Did you know that you don’t need to be eloquent to make a good impression at job interviews? 93% of human communication is done through body language. This includes gestures, facial expressions, posture, volume and tone of voice.
Body language tells the interviewer a lot more than spoken word alone. It reveals whether a candidate is sincere, enthusiastic and focused or whether they are reluctant, insecure and nervous.
The impression you give the hiring manager at your job interview can make or break your chances of employment. Here are some statistics from an employer survey conducted by Career Building and Adecco that shows the power of body language in a job interview:
67% of hiring managers cite lack of eye content as the biggest mistake candidates make.
26% of applicants in an interview get rejected because they fidget too much.
39% of interviewers are put off if a candidate fails to smile.
What You Wear Matters
You can tell what job a person does by what they wear. That’s why what you wear to your job interview can say a lot about who you are and how you feel about the position you are applying for.

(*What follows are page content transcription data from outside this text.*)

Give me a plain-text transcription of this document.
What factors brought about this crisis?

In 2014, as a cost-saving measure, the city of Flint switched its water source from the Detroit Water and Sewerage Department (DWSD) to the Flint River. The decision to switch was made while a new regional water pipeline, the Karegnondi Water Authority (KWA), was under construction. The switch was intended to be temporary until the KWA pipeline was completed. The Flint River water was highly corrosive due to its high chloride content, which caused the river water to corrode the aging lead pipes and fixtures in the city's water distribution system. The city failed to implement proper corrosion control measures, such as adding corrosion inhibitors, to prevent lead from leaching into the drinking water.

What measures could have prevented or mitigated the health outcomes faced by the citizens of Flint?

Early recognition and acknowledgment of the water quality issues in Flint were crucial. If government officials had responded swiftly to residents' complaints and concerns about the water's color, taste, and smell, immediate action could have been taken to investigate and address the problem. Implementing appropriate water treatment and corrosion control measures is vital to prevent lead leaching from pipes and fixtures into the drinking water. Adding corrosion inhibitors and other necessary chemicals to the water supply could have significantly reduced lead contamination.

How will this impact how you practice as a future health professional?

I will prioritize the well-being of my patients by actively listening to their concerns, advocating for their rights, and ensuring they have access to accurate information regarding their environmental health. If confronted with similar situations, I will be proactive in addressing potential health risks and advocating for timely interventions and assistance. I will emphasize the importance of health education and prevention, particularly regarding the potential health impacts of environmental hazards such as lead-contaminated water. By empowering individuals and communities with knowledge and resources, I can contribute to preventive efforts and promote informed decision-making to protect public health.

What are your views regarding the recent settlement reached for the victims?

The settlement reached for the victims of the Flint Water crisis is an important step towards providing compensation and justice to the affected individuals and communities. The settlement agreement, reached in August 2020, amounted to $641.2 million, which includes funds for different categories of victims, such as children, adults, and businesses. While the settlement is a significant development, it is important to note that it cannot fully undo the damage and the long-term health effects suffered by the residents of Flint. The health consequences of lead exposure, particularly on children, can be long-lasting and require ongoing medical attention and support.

Being well-groomed is a must for any job interview. This means you should clip your fingernails, comb your hair and wear clean shoes. A sloppy, unprepared appearance will put off the hiring manager even before you open your mouth.
This is not to say that you must dress up like you’re going for a fashion show in order to impress the hiring manager. In fact, too many accessories may give your interviewer the impression that you are showing off or are not taking this job opportunity seriously.
Research the company’s dress code before attending your interview for a general idea of what is acceptable and work from there.
Make Eye Contact
Eye contact is a sign of openness and interest. Making and maintaining eye contact tells the hiring manager that you are attentive and eager to engage with the situation. Averting your gaze and keeping your head down makes you look distracted, uncertain and uninterested in the interview—which is immediately obvious to your interviewer at a glance.
However, that does not mean you should stare at your interviewer. Successful eye contact at a job interview involves holding their gaze for a few seconds upon greeting, then looking at them for a second at a time when you’re conversing. If there are multiple interviewers, look at the person asking the question, then briefly make eye contact with the other people in the room.
Eye contact not only helps you to make a good impression on your interviewers but it also allows you to gauge how well you’re doing and how they feel about you. Are they paying attention and returning eye contact when you speak? Do they show interest in what you’re saying or should you keep it short?
Sit Up Straight
Last but not least, good posture can make you look confident and reliable almost immediately. Slouching forward or backward suggests that you don’t place much importance on this interview. If your upper body is twisted, your voice immediately loses power. Sitting at the edge of your seat suggests you’re tense and unsure of yourself.
Even if your job interview is online or through the phone, good posture can make a difference in the impression you make. Body language affects your tone of voice, enthusiasm and how alert you are to what is being said. So just like in a traditional face-to-face interview, sit upright and maintain a good posture so you come across as attentive and likeable.
There’s a lot more to be said about body language at a job interview but these are the basics that will guarantee you make a good impression on them immediately.
The most important thing is to be respectful and attentive towards your interviewer. From the moment you greet them to when you say goodbye, be professional and friendly.
Do not fidget but also do not sit like an immovable statue.
Nod your head and respond to what is being said.
Occasionally use hand gestures to express yourself.
And when saying goodbye, remember to smile, shake their hand and thank them for the opportunity to be interviewed.